One mountain in Brazil is home to a surprising number of these parasitic wasps

Thought to thrive in milder climates, many species of Darwin wasps apparently love the tropics too

A pinned speciment of a Darwin wasp with a brilliant blue body.

The brilliantly blue Pimpla caerulea is one of the Darwin wasps that researchers found living on the slope of a Brazilian mountain.

Kari Kaunisto/Biodiversity Unit/University of Turku

The tropics are teeming with life, tending to hold far more species than milder environments closer to the poles. But one group of insects, the Darwin wasps, were thought to buck that trend.

Researchers who compared wasp diversity in the United Kingdom and the United States with tropical areas in the 1970s and ’80s concluded that these wasps were most diverse at mid-latitudes — say, Kentucky or England. But others thought that people just weren’t looking hard enough in the tropics.

It’s easy to look for wasps in a British garden, says Peter Mayhew, but “it’s very hard to do long-term work” in a tropical rainforest. Mayhew, a biologist at the University of York in England, was up to the challenge.

Now, after years of sifting through wasps collected from a single mountain in the Brazilian Atlantic rainforest a decade ago, Mayhew and colleagues have identified nearly 100 Darwin wasp species. The result, published November 7 in the journal Insects, suggests that the tropics are home to far more types of the wasp than was previously recognized.

Darwin wasps are one family of parasitic wasps, the Ichneumonidae, which lay their eggs on or inside other creepy-crawlies so that the hatched larvae have a ready-made meal (SN: 7/28/56; SN: 8/5/15). In this way, the Alien-esque wasps help control the populations of their prey, serving a vital ecological role similar to that of apex predators like wolves and sharks. With 25,000 described species, there are more kinds of Darwin wasp than there are known mammal and bird species combined.

A light-colored tentlike trap to catch insects is strung between plants in the forest of a mountain in Brazil.
Using an array of Malaise traps (one shown) placed up and down a Brazilian mountain’s slope, researchers determined how Darwin wasp diversity changes with elevation.Peter Mayhew

To understand where the wasps might live in the tropics, Mayhew and his Brazilian colleagues took a hike, several in fact. The team trekked up a mountain in Brazil’s Serra dos Órgãos National Park, placing pairs of traps known as Malaise traps at 15 sites along the way. The path started along a road, which made carting the traps — each consisting of a tent and a jar of alcohol weighing about a kilogram — relatively simple.

After that, though, the team had to carry them by hand up through the jungle. “The first hour is pure hell,” Mayhew recalls. “Very steep, very hot and very humid.” After laying the traps, members of the team returned every month for one year to swap the jars for fresh ones.

The rainforest is, unsurprisingly, full of critters, which led to each alcohol jar becoming what Mayhew calls “insect soup.” To simplify things for now, the researchers chose to focus on only half of the sample jars and look specifically for one subfamily of Darwin wasps called the pimplines.

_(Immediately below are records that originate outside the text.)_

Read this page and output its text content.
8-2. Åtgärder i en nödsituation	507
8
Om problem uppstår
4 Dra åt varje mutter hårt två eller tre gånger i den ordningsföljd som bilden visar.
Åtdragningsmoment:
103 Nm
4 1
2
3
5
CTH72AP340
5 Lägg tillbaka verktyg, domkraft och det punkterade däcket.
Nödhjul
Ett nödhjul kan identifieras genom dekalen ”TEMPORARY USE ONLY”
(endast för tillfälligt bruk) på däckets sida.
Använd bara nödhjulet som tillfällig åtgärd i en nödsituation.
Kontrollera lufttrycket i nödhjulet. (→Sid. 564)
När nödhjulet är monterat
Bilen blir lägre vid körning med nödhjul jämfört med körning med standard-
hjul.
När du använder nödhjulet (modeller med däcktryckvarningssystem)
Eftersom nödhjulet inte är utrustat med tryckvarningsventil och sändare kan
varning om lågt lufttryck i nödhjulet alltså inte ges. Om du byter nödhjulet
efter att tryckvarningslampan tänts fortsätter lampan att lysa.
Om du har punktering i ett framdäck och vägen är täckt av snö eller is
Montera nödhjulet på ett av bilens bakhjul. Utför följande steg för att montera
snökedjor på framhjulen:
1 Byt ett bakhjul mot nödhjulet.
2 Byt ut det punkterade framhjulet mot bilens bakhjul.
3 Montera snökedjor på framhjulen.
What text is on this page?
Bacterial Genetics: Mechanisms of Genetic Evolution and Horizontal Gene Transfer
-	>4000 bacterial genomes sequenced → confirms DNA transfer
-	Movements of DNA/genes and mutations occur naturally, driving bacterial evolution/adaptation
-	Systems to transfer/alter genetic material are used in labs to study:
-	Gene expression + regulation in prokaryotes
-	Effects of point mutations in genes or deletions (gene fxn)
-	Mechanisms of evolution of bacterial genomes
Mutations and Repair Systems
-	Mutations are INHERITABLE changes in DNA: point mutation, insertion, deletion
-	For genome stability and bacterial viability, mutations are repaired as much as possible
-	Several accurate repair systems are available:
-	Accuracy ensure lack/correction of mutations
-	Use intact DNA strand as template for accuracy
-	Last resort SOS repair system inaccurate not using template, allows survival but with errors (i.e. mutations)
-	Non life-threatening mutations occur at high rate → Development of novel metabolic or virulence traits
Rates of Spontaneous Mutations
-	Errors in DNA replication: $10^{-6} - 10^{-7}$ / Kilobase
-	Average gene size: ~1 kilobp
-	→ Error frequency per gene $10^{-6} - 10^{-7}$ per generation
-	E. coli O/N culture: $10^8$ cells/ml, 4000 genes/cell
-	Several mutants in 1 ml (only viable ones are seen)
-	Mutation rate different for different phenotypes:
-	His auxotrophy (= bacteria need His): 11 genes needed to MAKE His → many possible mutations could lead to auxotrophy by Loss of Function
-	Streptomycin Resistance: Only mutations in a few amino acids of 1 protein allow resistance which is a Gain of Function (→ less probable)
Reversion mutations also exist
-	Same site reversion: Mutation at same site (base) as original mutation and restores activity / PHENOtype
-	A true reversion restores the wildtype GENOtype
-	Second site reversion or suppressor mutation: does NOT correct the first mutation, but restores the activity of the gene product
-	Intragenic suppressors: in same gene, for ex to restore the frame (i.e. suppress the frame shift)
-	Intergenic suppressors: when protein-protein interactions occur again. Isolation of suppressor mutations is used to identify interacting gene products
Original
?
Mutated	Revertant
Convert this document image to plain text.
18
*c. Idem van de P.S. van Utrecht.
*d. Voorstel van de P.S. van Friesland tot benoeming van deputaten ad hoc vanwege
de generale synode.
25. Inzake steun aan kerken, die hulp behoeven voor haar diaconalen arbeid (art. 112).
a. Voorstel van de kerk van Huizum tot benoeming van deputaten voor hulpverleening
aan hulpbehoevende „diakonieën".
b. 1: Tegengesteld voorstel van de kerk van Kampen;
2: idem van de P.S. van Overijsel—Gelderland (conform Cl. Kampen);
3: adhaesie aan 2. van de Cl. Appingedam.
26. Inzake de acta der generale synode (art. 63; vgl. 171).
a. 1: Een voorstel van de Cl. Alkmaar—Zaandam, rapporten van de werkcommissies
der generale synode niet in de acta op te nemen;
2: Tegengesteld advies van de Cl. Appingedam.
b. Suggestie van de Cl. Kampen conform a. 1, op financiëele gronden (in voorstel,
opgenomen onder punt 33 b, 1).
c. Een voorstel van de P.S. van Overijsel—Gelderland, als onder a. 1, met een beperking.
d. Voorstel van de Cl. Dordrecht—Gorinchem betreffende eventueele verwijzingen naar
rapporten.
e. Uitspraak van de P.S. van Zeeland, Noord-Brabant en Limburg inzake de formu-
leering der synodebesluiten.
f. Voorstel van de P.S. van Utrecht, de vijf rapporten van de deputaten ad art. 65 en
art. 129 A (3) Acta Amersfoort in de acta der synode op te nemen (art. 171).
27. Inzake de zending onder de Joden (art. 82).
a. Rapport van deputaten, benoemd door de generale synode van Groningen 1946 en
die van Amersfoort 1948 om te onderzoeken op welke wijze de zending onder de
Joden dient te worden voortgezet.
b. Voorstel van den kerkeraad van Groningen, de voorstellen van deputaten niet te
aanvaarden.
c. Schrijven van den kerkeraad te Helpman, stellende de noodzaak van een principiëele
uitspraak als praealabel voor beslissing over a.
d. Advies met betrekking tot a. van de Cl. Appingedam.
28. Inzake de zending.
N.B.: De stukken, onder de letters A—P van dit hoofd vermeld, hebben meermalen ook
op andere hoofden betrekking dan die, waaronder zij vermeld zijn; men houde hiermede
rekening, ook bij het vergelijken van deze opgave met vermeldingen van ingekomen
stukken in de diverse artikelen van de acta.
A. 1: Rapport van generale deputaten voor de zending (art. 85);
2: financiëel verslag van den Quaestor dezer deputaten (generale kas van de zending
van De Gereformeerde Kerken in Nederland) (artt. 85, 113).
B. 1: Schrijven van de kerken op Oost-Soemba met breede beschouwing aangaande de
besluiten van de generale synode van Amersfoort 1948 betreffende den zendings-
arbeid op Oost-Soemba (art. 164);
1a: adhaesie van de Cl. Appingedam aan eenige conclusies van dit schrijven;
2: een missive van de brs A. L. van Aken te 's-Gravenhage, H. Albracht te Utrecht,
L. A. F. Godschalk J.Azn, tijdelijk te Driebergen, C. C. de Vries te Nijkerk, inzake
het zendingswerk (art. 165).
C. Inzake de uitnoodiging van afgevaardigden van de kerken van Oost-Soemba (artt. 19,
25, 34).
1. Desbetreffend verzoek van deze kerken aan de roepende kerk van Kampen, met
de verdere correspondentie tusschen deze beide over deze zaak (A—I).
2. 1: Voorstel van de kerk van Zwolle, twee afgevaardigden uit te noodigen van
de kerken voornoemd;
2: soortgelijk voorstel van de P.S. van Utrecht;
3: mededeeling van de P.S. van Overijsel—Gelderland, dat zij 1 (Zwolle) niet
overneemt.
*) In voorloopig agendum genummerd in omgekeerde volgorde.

With the help of an “army of undergraduates” and taxonomist Ilari Sääksjärvi of the University of Turku in Finland, the team identified 98 pimpline species, only 24 of which have been previously described and named. What’s more, there tended to be fewer pimpline species as researchers scaled the mountain — but the higher-elevation species weren’t found lower down. For comparison, the British Isles have 109 known pimpline species, and wasp diversity there has been sampled much more than in Brazil.

Based on this study, Mayhew says, middle to low elevations in the tropics could be targeted for protection in order to conserve the most Darwin wasp diversity there and preserve the insects’ key ecological role. “[At] 1,500 meters and below is where you get quite a lot,” he says.

The new research is “more evidence that, yes, this wonderful group of really interesting wasps has this amazing unexplored diversity in the tropics, and we need more people working on them,” says Laura Timms, a conservation biologist at Canada’s Credit Valley Conservation in Mississauga who was not involved with the research.

Mayhew next hopes to examine other types of Darwin wasp that were collected in the insect soup to see if they are as diverse as the pimplines.

The wealth of creatures collected in the traps could also be useful to researchers interested in other insects too, Mayhew says, such as leaf beetles and fireflies. “Quite a lot of what’s in those bottles is going to be new to science.”